Is this logarithm-based proof rigorous?

Question

Since I'm not very familiar with logarithms I'm not sure if this proof is correct. The problem is this:

Prove that if $a,b > 0$ and $a>b$ then is true that $a^a>b^a$ (this comes from another post)

My proof is this:

We can take the $\log$ in base $a$ of both $a^a$ and $b^a$ since they're both positive quantities

$$\log_a(a^a)>\log_a(b^a)$$ $$a>\log_a(b^a)$$ Now we can change the base of $\log_a(b^a)$ ti $b$ using the change-of-base formula $$\log_a(b^a)=\frac{\log_b(b^a)}{\log_b(a)}=\frac{a}{\log_b(a)}$$ If we substitute in the last equation we get $$a>\frac{a}{\log_b(a)}$$ $$\log_b(a)>1$$ Which is always true because $b<a$ QED

Is this correct?

Answer 1

It seems correct but what you have written is the path to the discovery of a proof, not the proof itself.
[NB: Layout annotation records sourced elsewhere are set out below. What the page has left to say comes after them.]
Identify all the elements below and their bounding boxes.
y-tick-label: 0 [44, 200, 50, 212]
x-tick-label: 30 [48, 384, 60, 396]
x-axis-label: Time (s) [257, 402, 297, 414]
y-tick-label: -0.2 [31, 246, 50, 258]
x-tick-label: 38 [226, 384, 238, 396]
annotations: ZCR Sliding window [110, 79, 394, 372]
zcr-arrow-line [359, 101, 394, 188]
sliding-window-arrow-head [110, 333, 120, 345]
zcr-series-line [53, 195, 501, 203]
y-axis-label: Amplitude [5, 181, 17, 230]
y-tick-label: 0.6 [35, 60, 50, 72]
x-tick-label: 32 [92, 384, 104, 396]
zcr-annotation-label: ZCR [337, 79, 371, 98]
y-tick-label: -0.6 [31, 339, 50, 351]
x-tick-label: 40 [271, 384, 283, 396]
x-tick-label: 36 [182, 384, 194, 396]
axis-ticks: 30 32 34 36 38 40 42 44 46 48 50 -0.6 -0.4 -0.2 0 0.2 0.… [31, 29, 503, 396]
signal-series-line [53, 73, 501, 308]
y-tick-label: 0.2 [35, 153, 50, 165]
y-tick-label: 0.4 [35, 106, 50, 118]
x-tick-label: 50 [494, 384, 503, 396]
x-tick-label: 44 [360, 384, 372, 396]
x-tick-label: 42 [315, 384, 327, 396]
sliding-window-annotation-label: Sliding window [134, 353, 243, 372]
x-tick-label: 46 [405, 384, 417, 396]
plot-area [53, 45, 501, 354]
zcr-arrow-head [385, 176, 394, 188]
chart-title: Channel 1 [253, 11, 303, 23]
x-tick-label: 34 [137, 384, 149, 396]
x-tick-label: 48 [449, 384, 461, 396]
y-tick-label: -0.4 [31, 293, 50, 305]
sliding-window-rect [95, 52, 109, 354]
You need to write your steps in reverse order to make it a proof, taking care to justify all steps.

Answer 2

In principle, this is fine.

One remark: Make sure (and express) that all steps are equivalence transforms.

Another remark: Note that it does not matter to which base ($a$ or $b$ or anything) you take the log. Can you see that?

Final remark: It may be simpler to expand $\log(b^a)=a\log b$ earlier.

Answer 3

I'm going to disagree with the other answers. It is not correct because you manipulate inequalities in a way which assumes $a,b>1$, whereas you are supposed to be showing the result for $a>b>0$.

For example, from $a^a>b^a$ you go to $\log_a(a^a)>\log_a(b^a)$. This assumes $a>1$ - try $a=1/2$, $b=1/4$ and then $a^a>b^a$ but $\log_a(a^a)=1/2<1=\log_a(b^a)$.

To do it this way you need to consider the cases $1<b<a$ and $0<b<1<a$ and $0<b<a<1$ (not to mention cases where $a=1$ or $b=1$, since $\log_1x$ is meaningless) separately. (The first case is fine as it is; in the second and third there are two places where the inequality swaps round - not the same two places! - so the errors cancel out.) Or, as Hagen's answer suggests, you could use some fixed base $>1$ which doesn't depend on $a$ and $b$ to avoid the issue.